Tag Archives: Sudan

Formula for Engagement

I am sitting on the floor next to a grade eight student discussing the elasticity between fiction and truth. She wants to know how far she can test “the facts” while writing a feature article about child-soldiers in The Sudan. She is thirteen years old, looking at me in the eye asking if she will lose creditability if she fictionalizes too much of her story. We discuss the gray area between fiction and non-fiction, the possibility of understanding truth, and how text is meant to entertain and inform. The worlds we create as writers, in a sense are all fictional, but our ability to trace our “truths” back to credible corroborated sources is a way to maintain our integrity. Does that make sense I say, doubtfully. “Yes,”  She nods her head. “Yes,” she says and with a furrowed brow returns to the sofa and begins to type frantically.

Like a dutiful bee, I move to the next student, this one in a bean bag and we discuss how to maintain an ongoing, moving, linear back story to anchor the raw data and information he wants to convey to his reader. He decides he will begin his article at the beginning of a cattle raid. After his lead, he will share the information he found after weeks of research on the value of cattle for Dinka culture. He tells me that he will return to the cattle raid now in progress- back to more information about the economy of cattle, and end with the aftermath of the raid. This is one of my learning support students who struggles to remain engaged. That sounds great, I say and leave him to wrestle with the words. The room is silent as the entire class stares at their laptops, fingers gingerly dancing on the keys.

You can either think of yourself as thirteen year olds writing for a teacher in English class, or you can think of yourselves as writers who demand to tell a story. There is a difference.

A few of them look up and smile awkwardly to acknowledge what I have just said, but most continue to write. I am not worried about distractions or Skype or Facebook or kids gaming. These guys are busy and engaged. They have assumed the identity of citizen journalists.

Being labeled a tech savvy teacher I sometimes feel pressure to always use technology. I don’t even know what that means any more. I sometimes feel guilty when I notice how “traditional” our curriculum has become. On days like today, however, none of it matters. Technology shouldn’t be a gimmicky lure we use to “engage” kids.  We use it when we can, when we must, when it makes sense. Otherwise we talk about writing. We write. We explore. Engagement is about passion and love for what we do. It is about getting on the floor and talking to kids about their ideas and giving them immediate feedback. 1-1 means that we try to spend time with each student discussing their work, not speaking at a class about what they all should be doing. No amount of technology will motivate kids, if the pedagogy and the content and the teachers love for the material is not there.

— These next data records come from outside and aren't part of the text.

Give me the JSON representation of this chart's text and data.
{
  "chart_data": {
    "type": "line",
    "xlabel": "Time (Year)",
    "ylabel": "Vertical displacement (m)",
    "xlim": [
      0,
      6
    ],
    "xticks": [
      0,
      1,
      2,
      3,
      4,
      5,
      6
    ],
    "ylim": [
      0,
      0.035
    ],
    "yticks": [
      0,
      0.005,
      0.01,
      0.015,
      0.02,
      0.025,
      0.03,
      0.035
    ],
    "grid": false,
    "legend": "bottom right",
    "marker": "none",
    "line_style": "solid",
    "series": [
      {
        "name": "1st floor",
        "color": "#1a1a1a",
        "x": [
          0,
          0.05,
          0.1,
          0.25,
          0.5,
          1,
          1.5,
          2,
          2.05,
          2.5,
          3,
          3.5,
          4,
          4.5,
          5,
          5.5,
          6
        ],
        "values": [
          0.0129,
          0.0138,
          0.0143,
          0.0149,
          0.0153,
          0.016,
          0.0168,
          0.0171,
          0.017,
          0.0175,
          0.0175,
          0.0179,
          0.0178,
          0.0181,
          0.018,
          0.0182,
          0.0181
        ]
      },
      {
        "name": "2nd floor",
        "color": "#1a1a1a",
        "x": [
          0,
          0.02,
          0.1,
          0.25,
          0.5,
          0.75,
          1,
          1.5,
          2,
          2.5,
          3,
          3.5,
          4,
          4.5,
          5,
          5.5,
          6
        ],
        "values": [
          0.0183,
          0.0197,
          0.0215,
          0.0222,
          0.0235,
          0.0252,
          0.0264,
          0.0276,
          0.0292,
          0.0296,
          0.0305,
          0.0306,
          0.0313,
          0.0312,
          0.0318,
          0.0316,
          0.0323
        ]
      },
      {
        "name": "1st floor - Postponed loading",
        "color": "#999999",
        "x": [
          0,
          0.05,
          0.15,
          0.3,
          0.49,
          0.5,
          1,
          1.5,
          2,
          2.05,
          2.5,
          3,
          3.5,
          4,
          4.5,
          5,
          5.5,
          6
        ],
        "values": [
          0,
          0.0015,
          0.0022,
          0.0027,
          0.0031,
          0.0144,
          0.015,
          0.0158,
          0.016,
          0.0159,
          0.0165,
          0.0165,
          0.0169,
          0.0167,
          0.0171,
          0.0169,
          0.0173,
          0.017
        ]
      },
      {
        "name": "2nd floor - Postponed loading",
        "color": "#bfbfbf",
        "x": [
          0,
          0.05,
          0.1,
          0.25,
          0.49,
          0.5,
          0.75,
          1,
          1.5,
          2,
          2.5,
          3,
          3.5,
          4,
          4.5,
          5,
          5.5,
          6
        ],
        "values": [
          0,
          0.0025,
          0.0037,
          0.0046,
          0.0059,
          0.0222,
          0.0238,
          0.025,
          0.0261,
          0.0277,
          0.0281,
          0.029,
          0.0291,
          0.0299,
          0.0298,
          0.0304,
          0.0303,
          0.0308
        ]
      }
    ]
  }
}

Our activity this week has little to do with technology. Sure we are using Google Docs to draft our work, giving me access to their on-going work, and yes we used Diigo to annotate and tag all our research, and yes we hope to publish these articles on a blog called Stories from The  Sudan and maybe even publish a selected few in an iBook of the same name, but really we have been focused on text and conversations about text and fiction and truth and justice and genocide and stories and voice and empathy and understanding.

I have been incredibly proud of our students. For the last several weeks they have read What is the What by Dave Eggers, a dense 500+page novel about the Sudanese Lost Boys. They have researched a variety of topics for their feature articles. Ranging from The Sudanese diaspora, to gender equality, to child-soldiers, to slavery, to cattle culture, to the socio-political causes of the regional conflict. As their summative assessment  they are writing a 1500 word feature article which attempts to entertain and inform, assessed by a rubric they wrote as a class.

Sometimes I cannot believe they are only thirteen years old. So often we underestimate what student are capable of, or worse we set the bar too high, but do not invest enough of our own passion to carry them through. The formula for engagement is simple- Students need high expectations and challenges, but they also need every ounce of energy we have to maintain enthusiasm and love for what we teach. We need to prove to them that we value what we ask them to do. We need to give them enough choice and autonomy to take ownership of what they do, then we need to support their choices with fluid and constant feedback.

How do you maintain engagement? What are your tips or formulas?